The Scott Street area encompasses a number of well-established neighbourhoods just west of downtown Ottawa, including Mechanicsville and portions of Hintonburg, Wellington Village and Champlain Park, along with Tunney’s Pasture, a government office park. The area is bordered by the thriving Wellington Street West corridor and the Ottawa River and centred on the Tunney’s Pasture Transit Station, on the Confederation Line, which is now being converted to light rail transit. The core of the study area, designated as a Mixed-Use Centre, is targeted for intensification, and given their location and many attractive qualities, the neighbourhoods are experiencing growth pressures, with developers planning new housing at various scales.
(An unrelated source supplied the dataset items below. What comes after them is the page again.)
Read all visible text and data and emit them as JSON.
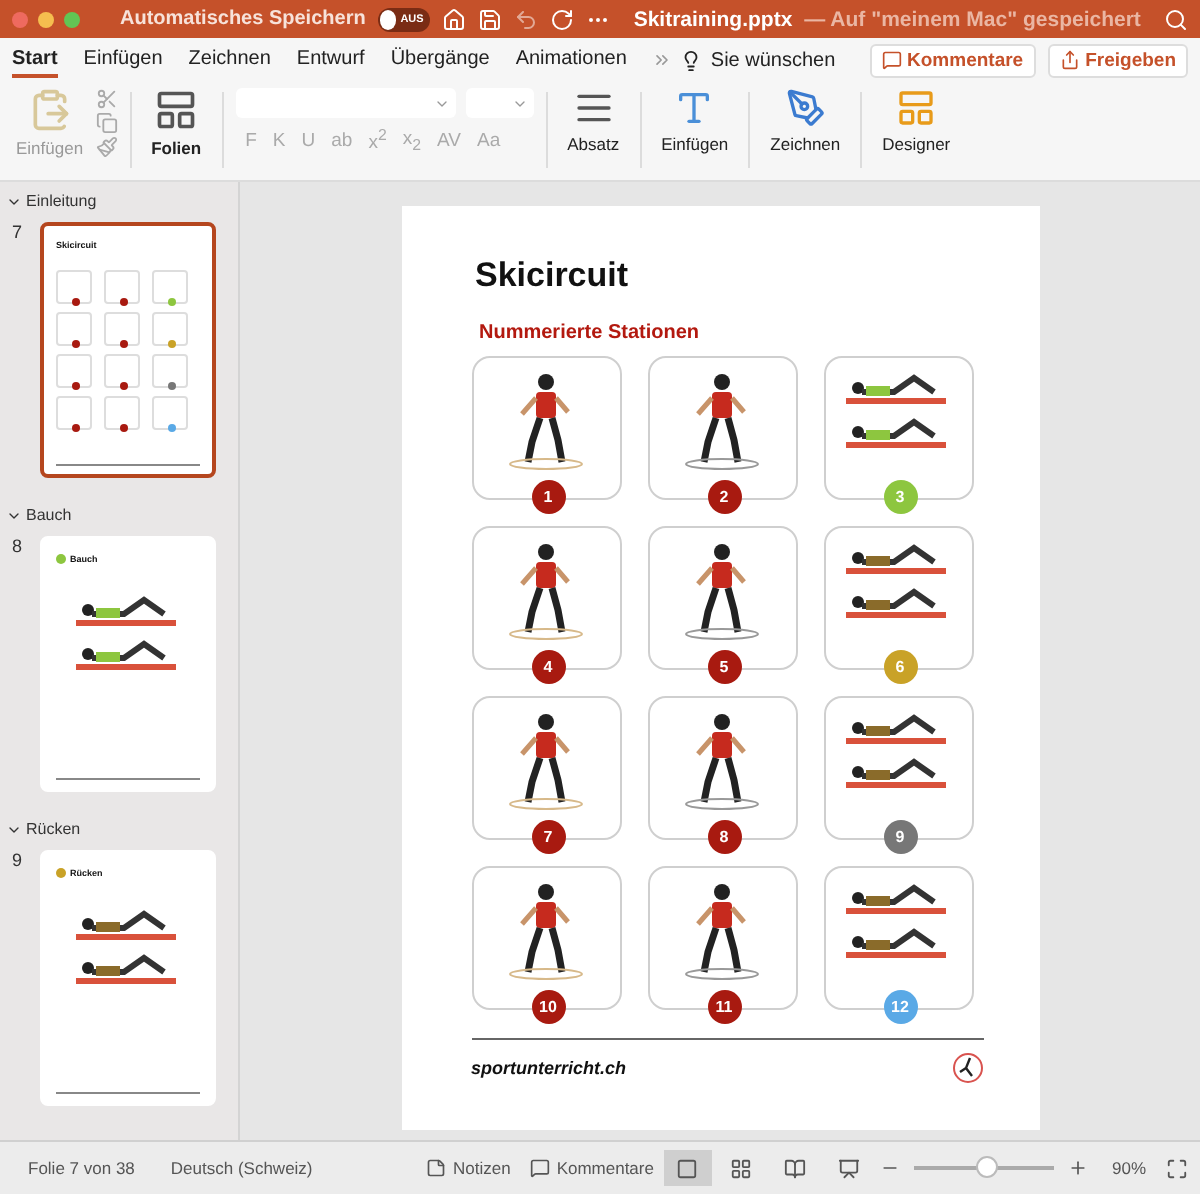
{
  "title_bar": {
    "autosave_label": "Automatisches Speichern",
    "autosave": {
      "label": "AUS",
      "on": false
    },
    "document_title": "Skitraining.pptx",
    "save_status": "— Auf \"meinem Mac\" gespeichert"
  },
  "tabs": [
    {
      "label": "Start",
      "selected": true
    },
    {
      "label": "Einfügen",
      "selected": false
    },
    {
      "label": "Zeichnen",
      "selected": false
    },
    {
      "label": "Entwurf",
      "selected": false
    },
    {
      "label": "Übergänge",
      "selected": false
    },
    {
      "label": "Animationen",
      "selected": false
    }
  ],
  "tell_me": "Sie wünschen",
  "actions": [
    {
      "label": "Kommentare",
      "kind": "comment"
    },
    {
      "label": "Freigeben",
      "kind": "share"
    }
  ],
  "ribbon": {
    "paste": {
      "label": "Einfügen",
      "disabled": true
    },
    "slides": {
      "label": "Folien"
    },
    "font": {
      "disabled": true,
      "buttons": [
        "F",
        "K",
        "U",
        "ab",
        "x$^{2}$",
        "x$_{2}$",
        "AV",
        "Aa"
      ]
    },
    "groups": [
      {
        "label": "Absatz",
        "kind": "paragraph"
      },
      {
        "label": "Einfügen",
        "kind": "insert"
      },
      {
        "label": "Zeichnen",
        "kind": "draw"
      },
      {
        "label": "Designer",
        "kind": "designer"
      }
    ]
  },
  "sidebar": {
    "sections": [
      {
        "title": "Einleitung",
        "expanded": true,
        "slides": [
          {
            "number": "7",
            "title": "Skicircuit",
            "selected": true,
            "kind": "circuit"
          }
        ]
      },
      {
        "title": "Bauch",
        "expanded": true,
        "slides": [
          {
            "number": "8",
            "title": "Bauch",
            "selected": false,
            "kind": "exercise",
            "color": "#8dc63f"
          }
        ]
      },
      {
        "title": "Rücken",
        "expanded": true,
        "slides": [
          {
            "number": "9",
            "title": "Rücken",
            "selected": false,
            "kind": "exercise",
            "color": "#c9a227"
          }
        ]
      }
    ]
  },
  "slide": {
    "title": "Skicircuit",
    "subtitle": "Nummerierte Stationen",
    "footer": "sportunterricht.ch",
    "stations": [
      {
        "number": "1",
        "color": "#a81a10"
      },
      {
        "number": "2",
        "color": "#a81a10"
      },
      {
        "number": "3",
        "color": "#8dc63f"
      },
      {
        "number": "4",
        "color": "#a81a10"
      },
      {
        "number": "5",
        "color": "#a81a10"
      },
      {
        "number": "6",
        "color": "#c9a227"
      },
      {
        "number": "7",
        "color": "#a81a10"
      },
      {
        "number": "8",
        "color": "#a81a10"
      },
      {
        "number": "9",
        "color": "#777777"
      },
      {
        "number": "10",
        "color": "#a81a10"
      },
      {
        "number": "11",
        "color": "#a81a10"
      },
      {
        "number": "12",
        "color": "#5aa9e6"
      }
    ]
  },
  "status_bar": {
    "slide_info": "Folie 7 von 38",
    "language": "Deutsch (Schweiz)",
    "notes": "Notizen",
    "comments": "Kommentare",
    "views": [
      {
        "kind": "normal",
        "selected": true
      },
      {
        "kind": "sorter",
        "selected": false
      },
      {
        "kind": "reading",
        "selected": false
      },
      {
        "kind": "presenter",
        "selected": false
      }
    ],
    "zoom": {
      "level": 0.52,
      "reading": "90%"
    }
  }
}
In March 2013, the City of Ottawa initiated a Community Design Plan (CDP) to provide the basis for a Secondary Plan and zoning amendments, and to guide development and public investments in the area. With a combination of large community consultation events that brought all stakeholders together and targeted meetings with individual groups, the City and its consultant team were able to forge consensus around a vision, policy directions and design guidelines for the area. Using a “Neighbourhood Line”, the land use plan clearly delineates where significant intensification is permitted, and where it is not. The height map and illustrated guidelines ensure there will be built form transitions between the redrawn Mixed-Use Centre and the established low-rise neighbourhoods. The mobility plan highlights the need to improve connections for pedestrians and cyclists, both to the transit station and through the area generally. The public realm plan proposes new greenways linking the area to the river, new parks in Tunney’s Pasture and a number of improvements to Laroche Park, the major open space in the area. Central to the public realm plan is the transformation of Scott Street to a more complete street with separated cycling facilities and enhanced landscaping and pedestrian amenities on both sides.